1988年に中学2年生だった男子3人組が当時の“失踪事件”をきっかけに再会。悩み、挫折を抱える五十路(いそじ)の男たちが、古里で記憶をたどりながら真相を探る―というお話。主演俳優3氏の脂ののった演技が楽しいだけではない。レンタルビデオ(VHS、ベータの)、カンフー映画、マイケル・ジャクソン来日公演、オタクのはしりと、当時の空気感に満ちていて、同年代を過ごした者にはたまらない。
キーワードの一つが「中2病」。さまざまな解釈があるが、「思春期に特有の自己愛に満ちた空想や言動」「自意識過剰で、面倒くさい状態」といったところだろうか。
筆者(1972年生まれ)が中2だったのはドラマより3年前の1985年。ちょうど昭和60年。プロ野球・阪神タイガースの日本シリーズ制覇と、最先端の科学技術を披露する「つくば万博」が、日本中を席巻していた。万博には、ありがたいことに父親が連れて行ってくれて、人気パビリオンが誇示する未来の世界に衝撃を受けた(コスモ星丸、懐かしい)。
通っていた県南の某中学校は、なかなかに荒れていた。大人になって、出先で出身校の話をすると「あそこは相当悪かったらしいですね」と言われたことが何度かある。当時、評判は市外まで伝わっていたらしい。校内のどこかで「パリーン!」とガラスが割れる音を聞くことがよくあった。落ち着かない毎日だったが、少し刺激的でもあった。
洋楽にのめり込んでいた自分は、学年の人気者だった友人が結成した、今風に言えばエアバンドに引き込まれた。その名も「パープルゴッド」。休み時間に机を並べたステージに立ち上がってほうきをかき鳴らし、がなり立てるという奇行に及んでいた。まさに中2病。恥ずかしい。
回想が長くなってしまった。このドラマを見ていると、ついついあの頃の自分はと思い出す。そして、中2病の心理状態、妄想、行動がストーリーの重要な要素になっているのが面白いところだ。
もう一つ挙げたいキーワードは「記憶の改変」。
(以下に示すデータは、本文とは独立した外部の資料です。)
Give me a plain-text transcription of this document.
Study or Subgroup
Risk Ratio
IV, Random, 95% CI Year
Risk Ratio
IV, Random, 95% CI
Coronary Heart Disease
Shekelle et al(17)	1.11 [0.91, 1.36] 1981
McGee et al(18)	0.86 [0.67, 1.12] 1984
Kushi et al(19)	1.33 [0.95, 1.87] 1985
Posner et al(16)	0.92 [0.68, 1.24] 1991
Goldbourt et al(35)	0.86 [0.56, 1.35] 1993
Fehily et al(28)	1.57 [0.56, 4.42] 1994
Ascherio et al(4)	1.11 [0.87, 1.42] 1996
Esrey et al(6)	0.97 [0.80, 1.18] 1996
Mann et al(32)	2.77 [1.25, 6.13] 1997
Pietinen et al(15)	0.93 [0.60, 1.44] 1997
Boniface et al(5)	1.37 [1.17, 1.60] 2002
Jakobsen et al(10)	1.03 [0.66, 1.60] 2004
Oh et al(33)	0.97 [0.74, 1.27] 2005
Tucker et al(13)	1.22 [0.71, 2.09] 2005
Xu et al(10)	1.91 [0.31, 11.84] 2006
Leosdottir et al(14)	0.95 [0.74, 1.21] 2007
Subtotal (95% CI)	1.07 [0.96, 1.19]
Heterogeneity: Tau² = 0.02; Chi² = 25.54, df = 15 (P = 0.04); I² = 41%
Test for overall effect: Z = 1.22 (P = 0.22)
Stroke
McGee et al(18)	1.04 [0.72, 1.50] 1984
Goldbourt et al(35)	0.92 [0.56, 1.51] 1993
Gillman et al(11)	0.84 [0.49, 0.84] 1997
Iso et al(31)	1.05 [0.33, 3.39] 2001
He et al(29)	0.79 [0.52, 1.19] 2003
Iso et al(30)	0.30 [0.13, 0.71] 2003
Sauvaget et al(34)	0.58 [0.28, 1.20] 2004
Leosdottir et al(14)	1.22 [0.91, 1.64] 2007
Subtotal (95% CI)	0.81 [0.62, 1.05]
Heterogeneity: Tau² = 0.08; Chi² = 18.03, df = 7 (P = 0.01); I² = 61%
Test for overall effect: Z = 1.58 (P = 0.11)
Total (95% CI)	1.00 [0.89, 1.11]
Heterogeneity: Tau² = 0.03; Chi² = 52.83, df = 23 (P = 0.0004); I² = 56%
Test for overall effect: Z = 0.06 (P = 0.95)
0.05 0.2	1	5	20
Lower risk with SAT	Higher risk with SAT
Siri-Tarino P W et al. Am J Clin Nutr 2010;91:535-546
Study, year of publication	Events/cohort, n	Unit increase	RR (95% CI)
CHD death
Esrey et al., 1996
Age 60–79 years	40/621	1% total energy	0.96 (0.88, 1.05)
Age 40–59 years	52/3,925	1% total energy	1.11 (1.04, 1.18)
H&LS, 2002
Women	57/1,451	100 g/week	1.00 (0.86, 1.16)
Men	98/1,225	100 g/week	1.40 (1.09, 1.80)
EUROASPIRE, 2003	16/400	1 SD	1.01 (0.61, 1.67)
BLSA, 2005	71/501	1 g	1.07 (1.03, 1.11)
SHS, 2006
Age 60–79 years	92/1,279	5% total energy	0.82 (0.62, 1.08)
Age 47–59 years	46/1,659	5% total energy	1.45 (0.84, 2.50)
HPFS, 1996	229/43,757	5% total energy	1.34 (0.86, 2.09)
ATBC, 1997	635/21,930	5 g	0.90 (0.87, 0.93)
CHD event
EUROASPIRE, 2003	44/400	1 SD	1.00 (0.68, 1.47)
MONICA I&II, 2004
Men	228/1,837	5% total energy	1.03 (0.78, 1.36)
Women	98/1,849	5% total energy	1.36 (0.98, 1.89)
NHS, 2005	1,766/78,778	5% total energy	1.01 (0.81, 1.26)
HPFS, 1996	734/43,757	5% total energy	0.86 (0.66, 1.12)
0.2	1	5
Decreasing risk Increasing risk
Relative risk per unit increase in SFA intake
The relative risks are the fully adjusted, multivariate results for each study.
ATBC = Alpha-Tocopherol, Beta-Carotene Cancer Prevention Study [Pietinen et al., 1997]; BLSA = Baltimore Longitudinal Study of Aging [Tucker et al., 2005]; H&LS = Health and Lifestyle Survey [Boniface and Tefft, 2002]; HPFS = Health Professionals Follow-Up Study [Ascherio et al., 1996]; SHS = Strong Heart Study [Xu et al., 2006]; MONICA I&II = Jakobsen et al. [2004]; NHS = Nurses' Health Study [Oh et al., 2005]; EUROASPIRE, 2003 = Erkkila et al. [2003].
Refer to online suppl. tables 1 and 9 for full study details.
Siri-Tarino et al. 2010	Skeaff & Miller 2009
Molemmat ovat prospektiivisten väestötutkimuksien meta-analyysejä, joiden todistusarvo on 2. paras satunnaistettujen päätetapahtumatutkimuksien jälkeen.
幼少時など昔のことは忘れている、もしくはまだらに覚えている。それどころか、覚えている内容が事実と異なっていたことに気付いたという経験はないだろうか。故意、悪意ではなく、なぜだか分からないけど間違って記憶していたと後になって気づくのだ。
第4話。ドラマの主人公の一人、キンポーは、イラストの腕前が抜群で漫画家志望だった。だが、父亡き後家計を支える母親に反対されて諦めた。ところが、事件を探る中で、それが勘違いだったと気付く。実は、漫画家を目指す覚悟がない一方で、尊敬する母親が懸命に切り盛りする理髪店を継ぎたいと自分で決意していた。どうやら年老いた母親の介護で心身疲弊する中、「母親のせいで諦めた」「なのに今、苦労させられている」と記憶を塗り替えていたのだ(と解釈した)。ここに前段の中2病も関わっている。
ドラマは終盤。そもそも「マチルダ」は失踪したのか…。主人公3人が過去を探る冒険を通して、人生の輝きをどう取り戻していくか…。目が離せないのだ。(本)
▽『ラムネモンキー』は、テレビ大分では水曜深夜に放送。